Abstracts

Emil Nissimov

Quintessence, unified dark energy and dark matter, and gravity-assisted Higgs mechanism

Dark energy and dark matter, occupying around 70% and 25% of the matter content of the Universe, respectively, continue to be the two most unexplained “mysteries” in cosmology and astrophysics. In most loose terms dark energy is responsible for the accelerated expansion of today’s Universe, i.e., dark energy acts effectively as repulsion force among the galaxies - a phenomenon completely counterintuitive w.r.t. naïve notion about gravity as an attractive force. And vice versa, dark matter holds together the matter objects inside the galaxies. The adjective “dark” is due to the fact that both these fundamental matter components of the Universe interact only gravitationally, and they do not directly interact with ordinary (baryonic) matter, in particular, they do not interact electromagnetically and thus they remain “dark”.

There exist a multitude of proposals for an adequate description of dark energy’s and dark matter’s dynamics within the framework of standard general relativity or its modern extensions.

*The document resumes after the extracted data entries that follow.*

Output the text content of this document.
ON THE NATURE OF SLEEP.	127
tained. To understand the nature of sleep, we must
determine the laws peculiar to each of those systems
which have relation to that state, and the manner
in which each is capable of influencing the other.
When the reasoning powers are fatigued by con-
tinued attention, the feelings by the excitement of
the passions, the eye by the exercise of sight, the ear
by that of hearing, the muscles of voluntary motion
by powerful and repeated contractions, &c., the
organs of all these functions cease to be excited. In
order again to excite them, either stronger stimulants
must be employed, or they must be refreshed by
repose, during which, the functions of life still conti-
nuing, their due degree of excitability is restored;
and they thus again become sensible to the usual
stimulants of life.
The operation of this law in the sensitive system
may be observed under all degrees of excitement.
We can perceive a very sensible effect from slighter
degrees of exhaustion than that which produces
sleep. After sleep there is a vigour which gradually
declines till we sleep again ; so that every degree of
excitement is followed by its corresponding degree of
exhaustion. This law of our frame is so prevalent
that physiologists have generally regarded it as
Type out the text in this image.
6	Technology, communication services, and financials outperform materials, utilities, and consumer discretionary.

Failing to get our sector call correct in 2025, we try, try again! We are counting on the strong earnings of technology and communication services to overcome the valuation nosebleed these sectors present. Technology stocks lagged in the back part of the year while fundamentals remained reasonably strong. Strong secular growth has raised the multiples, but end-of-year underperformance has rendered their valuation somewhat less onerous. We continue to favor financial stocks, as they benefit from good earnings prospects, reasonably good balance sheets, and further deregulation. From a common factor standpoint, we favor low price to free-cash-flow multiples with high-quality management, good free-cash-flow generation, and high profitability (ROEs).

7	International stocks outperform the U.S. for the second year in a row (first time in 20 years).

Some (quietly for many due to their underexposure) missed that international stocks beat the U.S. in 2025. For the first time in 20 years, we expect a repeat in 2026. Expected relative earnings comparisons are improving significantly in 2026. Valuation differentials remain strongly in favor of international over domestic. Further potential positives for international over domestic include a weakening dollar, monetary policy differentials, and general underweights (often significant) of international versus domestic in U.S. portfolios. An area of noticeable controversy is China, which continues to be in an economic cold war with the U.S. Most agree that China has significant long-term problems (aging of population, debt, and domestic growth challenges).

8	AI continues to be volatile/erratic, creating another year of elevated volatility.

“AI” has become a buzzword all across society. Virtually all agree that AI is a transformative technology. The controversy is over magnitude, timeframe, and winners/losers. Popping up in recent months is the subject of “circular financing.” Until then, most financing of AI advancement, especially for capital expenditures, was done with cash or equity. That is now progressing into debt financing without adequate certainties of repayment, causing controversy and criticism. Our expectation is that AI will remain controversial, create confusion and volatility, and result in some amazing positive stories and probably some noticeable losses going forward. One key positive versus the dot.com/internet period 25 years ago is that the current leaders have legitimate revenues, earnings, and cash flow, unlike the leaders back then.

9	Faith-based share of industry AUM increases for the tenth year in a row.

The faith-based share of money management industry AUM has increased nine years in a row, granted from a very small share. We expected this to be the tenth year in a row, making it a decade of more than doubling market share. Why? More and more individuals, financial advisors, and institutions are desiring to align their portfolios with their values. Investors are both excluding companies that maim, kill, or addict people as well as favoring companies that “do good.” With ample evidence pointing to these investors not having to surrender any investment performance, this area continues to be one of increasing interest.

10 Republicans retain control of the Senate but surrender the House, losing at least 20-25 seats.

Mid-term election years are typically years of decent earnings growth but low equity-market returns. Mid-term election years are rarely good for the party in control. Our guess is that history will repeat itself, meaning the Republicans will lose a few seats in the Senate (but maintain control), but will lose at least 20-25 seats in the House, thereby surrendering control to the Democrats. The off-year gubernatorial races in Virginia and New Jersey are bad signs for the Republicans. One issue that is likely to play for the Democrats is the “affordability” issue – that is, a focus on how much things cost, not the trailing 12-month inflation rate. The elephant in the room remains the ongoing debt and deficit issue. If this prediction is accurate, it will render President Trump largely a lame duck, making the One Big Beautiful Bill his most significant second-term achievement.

We describe a new type of gravity-matter models where gravity couples in a non-conventional way to two distinct scalar fields providing a unified Lagrangian action principle description of: (a) the evolution of both “early” and “late” Universe - by the “inflaton” scalar field; (b) dark energy and dark matter as a unified manifestation of a single material entity - the “darkon” scalar field. The essential non-standard feature of our models is employing the formalism of non-Riemannian space-time volume forms - alternative generally covariant integration measure densities (volume elements) defined in terms of auxiliary antisymmetric tensor gauge fields. Although being (almost) pure-gauge degrees of freedom, the non-Riemannian space-time volume forms trigger a series of important features unavailable in ordinary gravity-matter models. When including in addition interactions with the electro-weak model bosonic sector we obtain a gravity-assisted dynamical generation of electro-weak spontaneous gauge symmetry breaking in the post-inflationary “late” Universe, while the Higgs-like scalar remains massless in the “early” Universe.